Phishing Scams: Here's How To Recognise Them And Keep Yourself Safe

Financial fraud is a constantly evolving threat that affects many of us, either directly or indirectly. This risk extends to banks and financial institutions entrusted with customer's financial data. In India, the scale of this problem is evident–Cyber fraud losses amounted to Rs 107.21 crore in FY25 (till December 2024) and over Rs 733 crore in the past 11 years. FY24, alone, recorded the highest loss at Rs 177 crore. 

But, cyber fraud isn't just about hacking. It's often about deception, and phishing is a prime example. A BankBazaar report on the topic, titled “Fear, Fraud, and Finances" notes how scammers exploit human emotions, cognitive biases, and social behaviours to trick you. This article touches upon the psychology behind phishing–what it is, how to spot it, protect yourself, and what to do if you're a victim.

Psychological Tactics Of Phishing Scams 

Phishing, in simple words, is a type of online scam where criminals trick you into revealing your personal information by pretending to be someone you trust. The psychological tactics deployed by such scams are: 

1. Authority & credibility: Scammers impersonate trusted figures–banks, organisations, trusted authorities–mimicking legitimate communications like emails, SMS, and websites, to gain your trust. 
2. Create urgency and/or scarcity: The message is crafted to generate a false sense of urgency or pressure the receiver to act quickly without thinking critically, resulting in hasty decisions. 

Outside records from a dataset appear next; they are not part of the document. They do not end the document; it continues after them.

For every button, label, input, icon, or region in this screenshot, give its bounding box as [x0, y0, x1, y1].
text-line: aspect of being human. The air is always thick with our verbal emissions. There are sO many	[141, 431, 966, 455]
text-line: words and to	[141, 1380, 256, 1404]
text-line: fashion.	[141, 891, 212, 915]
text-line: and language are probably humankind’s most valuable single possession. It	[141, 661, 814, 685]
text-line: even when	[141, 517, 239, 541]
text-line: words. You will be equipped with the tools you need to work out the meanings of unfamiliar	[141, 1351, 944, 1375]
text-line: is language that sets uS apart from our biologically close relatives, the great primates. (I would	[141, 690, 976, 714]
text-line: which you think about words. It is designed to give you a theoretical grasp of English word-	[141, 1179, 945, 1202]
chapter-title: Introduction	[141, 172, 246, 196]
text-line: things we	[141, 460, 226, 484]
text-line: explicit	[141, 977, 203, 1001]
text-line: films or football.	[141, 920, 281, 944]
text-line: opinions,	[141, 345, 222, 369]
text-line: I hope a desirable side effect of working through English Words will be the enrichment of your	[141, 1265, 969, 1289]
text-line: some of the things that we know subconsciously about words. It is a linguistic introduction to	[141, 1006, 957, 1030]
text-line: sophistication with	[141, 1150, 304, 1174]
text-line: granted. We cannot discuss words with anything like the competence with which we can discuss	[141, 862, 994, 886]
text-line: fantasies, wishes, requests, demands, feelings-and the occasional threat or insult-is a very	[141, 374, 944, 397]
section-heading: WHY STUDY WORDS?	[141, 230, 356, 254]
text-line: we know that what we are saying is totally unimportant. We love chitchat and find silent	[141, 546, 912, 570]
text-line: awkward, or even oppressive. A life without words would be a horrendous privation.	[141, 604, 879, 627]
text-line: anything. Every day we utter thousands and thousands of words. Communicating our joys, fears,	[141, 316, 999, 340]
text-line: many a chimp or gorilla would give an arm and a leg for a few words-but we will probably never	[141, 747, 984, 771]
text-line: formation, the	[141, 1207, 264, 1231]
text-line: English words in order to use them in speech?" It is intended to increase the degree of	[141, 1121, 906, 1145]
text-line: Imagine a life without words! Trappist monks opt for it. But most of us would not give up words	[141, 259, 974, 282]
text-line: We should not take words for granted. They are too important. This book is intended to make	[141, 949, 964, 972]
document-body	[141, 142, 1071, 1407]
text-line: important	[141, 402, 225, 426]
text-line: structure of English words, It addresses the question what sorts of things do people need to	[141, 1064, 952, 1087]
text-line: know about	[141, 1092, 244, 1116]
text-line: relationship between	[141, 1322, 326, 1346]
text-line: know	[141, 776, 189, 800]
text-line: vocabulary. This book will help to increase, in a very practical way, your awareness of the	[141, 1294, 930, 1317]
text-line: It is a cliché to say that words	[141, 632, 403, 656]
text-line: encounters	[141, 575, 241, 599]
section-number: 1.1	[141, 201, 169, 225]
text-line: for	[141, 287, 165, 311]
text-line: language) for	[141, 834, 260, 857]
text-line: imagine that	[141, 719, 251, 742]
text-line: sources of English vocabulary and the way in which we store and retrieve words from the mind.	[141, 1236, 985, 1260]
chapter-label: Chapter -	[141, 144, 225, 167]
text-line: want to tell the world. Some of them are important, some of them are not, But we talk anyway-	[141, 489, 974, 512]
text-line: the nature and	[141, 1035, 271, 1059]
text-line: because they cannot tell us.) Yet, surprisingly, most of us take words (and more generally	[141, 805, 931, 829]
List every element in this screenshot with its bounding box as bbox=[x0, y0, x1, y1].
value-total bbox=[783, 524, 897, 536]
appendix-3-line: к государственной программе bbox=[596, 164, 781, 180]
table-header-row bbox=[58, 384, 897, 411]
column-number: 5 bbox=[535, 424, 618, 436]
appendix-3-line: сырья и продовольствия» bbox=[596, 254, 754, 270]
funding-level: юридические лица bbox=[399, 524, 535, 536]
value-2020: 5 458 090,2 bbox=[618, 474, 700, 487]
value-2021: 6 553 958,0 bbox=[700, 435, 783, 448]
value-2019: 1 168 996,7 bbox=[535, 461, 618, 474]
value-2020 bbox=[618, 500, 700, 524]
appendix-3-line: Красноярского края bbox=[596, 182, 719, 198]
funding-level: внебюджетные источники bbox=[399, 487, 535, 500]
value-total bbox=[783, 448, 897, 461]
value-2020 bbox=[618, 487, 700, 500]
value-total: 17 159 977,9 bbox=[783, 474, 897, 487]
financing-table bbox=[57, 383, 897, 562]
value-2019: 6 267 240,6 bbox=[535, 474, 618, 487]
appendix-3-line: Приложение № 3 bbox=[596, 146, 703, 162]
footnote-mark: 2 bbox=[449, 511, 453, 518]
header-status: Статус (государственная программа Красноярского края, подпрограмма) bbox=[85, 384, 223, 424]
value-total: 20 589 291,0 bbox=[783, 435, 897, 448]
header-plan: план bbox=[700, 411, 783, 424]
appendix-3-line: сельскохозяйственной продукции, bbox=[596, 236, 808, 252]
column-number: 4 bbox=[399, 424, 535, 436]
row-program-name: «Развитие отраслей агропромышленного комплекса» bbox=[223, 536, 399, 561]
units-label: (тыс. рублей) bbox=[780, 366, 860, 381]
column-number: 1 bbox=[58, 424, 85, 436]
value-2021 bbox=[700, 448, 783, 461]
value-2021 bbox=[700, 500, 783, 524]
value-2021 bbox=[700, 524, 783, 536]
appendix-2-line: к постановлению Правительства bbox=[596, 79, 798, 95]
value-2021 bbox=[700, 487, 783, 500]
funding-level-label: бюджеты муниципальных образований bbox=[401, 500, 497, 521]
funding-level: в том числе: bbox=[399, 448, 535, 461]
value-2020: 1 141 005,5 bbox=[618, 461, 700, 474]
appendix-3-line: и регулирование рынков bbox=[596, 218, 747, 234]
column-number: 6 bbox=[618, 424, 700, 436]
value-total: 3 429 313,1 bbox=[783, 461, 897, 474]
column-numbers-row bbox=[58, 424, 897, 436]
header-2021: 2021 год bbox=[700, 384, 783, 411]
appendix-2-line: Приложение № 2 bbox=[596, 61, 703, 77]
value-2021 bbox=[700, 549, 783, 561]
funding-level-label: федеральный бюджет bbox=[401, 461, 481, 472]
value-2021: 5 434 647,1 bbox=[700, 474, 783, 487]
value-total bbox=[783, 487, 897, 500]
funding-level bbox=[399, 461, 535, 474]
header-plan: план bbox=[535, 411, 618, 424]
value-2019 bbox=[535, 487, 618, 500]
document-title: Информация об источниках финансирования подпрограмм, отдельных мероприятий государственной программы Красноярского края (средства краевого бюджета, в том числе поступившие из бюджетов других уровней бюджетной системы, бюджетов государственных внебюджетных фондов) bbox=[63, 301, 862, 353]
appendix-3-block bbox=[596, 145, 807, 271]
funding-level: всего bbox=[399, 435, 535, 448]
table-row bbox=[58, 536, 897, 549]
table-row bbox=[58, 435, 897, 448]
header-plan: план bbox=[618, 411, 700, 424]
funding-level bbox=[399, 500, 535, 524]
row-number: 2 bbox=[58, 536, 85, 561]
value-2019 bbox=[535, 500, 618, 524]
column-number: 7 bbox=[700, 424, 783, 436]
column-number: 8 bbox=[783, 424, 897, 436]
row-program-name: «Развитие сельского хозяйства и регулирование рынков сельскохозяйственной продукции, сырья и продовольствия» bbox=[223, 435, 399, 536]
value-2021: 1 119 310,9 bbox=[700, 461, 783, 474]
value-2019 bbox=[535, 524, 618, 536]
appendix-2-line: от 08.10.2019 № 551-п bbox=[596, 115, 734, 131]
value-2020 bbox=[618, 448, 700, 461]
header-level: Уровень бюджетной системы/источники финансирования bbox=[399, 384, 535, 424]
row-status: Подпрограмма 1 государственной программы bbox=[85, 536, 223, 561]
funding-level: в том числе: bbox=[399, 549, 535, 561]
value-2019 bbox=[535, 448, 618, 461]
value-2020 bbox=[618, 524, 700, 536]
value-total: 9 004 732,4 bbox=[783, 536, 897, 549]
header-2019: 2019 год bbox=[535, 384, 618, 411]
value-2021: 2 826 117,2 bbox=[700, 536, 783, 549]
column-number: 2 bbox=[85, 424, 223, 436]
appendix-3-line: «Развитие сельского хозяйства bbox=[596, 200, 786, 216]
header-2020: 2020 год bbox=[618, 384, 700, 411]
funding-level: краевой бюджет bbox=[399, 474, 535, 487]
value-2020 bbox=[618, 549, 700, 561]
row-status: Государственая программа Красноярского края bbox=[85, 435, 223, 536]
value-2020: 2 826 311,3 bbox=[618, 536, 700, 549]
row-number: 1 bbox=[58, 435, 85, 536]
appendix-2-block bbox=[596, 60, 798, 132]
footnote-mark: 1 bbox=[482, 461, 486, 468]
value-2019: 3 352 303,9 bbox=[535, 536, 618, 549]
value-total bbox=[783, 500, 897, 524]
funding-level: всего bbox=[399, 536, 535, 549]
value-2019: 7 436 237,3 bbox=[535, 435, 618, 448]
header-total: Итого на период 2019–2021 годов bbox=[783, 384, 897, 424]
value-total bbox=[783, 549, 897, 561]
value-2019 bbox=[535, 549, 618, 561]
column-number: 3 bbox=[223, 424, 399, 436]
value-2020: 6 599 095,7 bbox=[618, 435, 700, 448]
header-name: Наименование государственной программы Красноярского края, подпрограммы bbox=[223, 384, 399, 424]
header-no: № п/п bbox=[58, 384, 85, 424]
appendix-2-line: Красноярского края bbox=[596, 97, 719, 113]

A Real-Life Example Of Phishing

A new phishing scam has been circulating this week. I received an SMS mimicking an official communication from my bank, alerting me about reward points expiring soon. The message read: "[Bank name Notice: You have 5064 points expiring in 24 hours, click https://bank name.sbs/i to redeem your gift]." After immediately blocking the sender, I examined the message and noticed several tell-tale signs of a phishing attempt:

 

• Created urgency: The "expiring in 24 hours" aimed to provoke immediate action. Because it imitated an official notification, one might easily click the link without a second thought.
• Suspicious link: The URL was not my bank's official link, something I instantly noticed and compared to my bank’s usual communication web addresses.
• Unsolicited message: Having recently checked my reward points, I knew I hadn’t accumulated that many, which added to my suspicion.
• Generic greeting: The message began with a generic "You," which was inconsistent with my bank's usual personalized greetings. 

 

 

The Different Faces Of Phishing Attacks

Phishing attacks come in various forms, with scammers using a range of tactics to trick you. Knowing what these are can potentially save you from becoming a victim. 

1. Email phishing: The most common type, involving deceptive emails that appear to be sent from legitimate sources.
2. Pharming: Redirecting users to fake websites that look like legitimate ones.
3. Smishing (SMS phishing): The example above is an SMS phishing scam, conducted via text messages. 
4. Vishing (voice phishing): Scammers call individuals, tricking them into revealing information.
5. Spear phishing: Targeted attacks aimed at specific individuals or organizations.
6. Whaling: An aggravated form of spear phishing targeting high-profile individuals like CEOs or executives.

How To Avoid Becoming A Victim 

 

• Verify and validate

 

• Verify the caller’s identity independently to confirm who is contacting you. 
• Confirm the communication’s legitimacy using official, trusted contact information. 
• Watch out for red flags like spelling errors, suspicious URLs, inconsistent fonts, or mismatched information in any communication you receive.

 

• Protect your sensitive information:

 

• Never share personal or financial details in response to unsolicited contact.
• Enable two-factor authentication for added security for sensitive accounts. 

 

• Be smart 

 

• Avoid acting on urgent, time-sensitive requests and offers that create a sense of scarcity.
• Manually enter website addresses instead of clicking on links.

 

• Keep your guard up 

 

• Regularly update your devices and security software.
• Stay informed about the latest scam tactics to protect yourself and others.

 

If you think you’ve shared sensitive information in a phishing attack, contact your bank immediately so they can secure your account. Change passwords for online accounts that may have been compromised, and closely monitor your bank statements for unusual activity. Phishing scams are constantly evolving and pose a serious risk. The best way to stay protected is to understand how they work and take proactive security measures to avoid falling for them.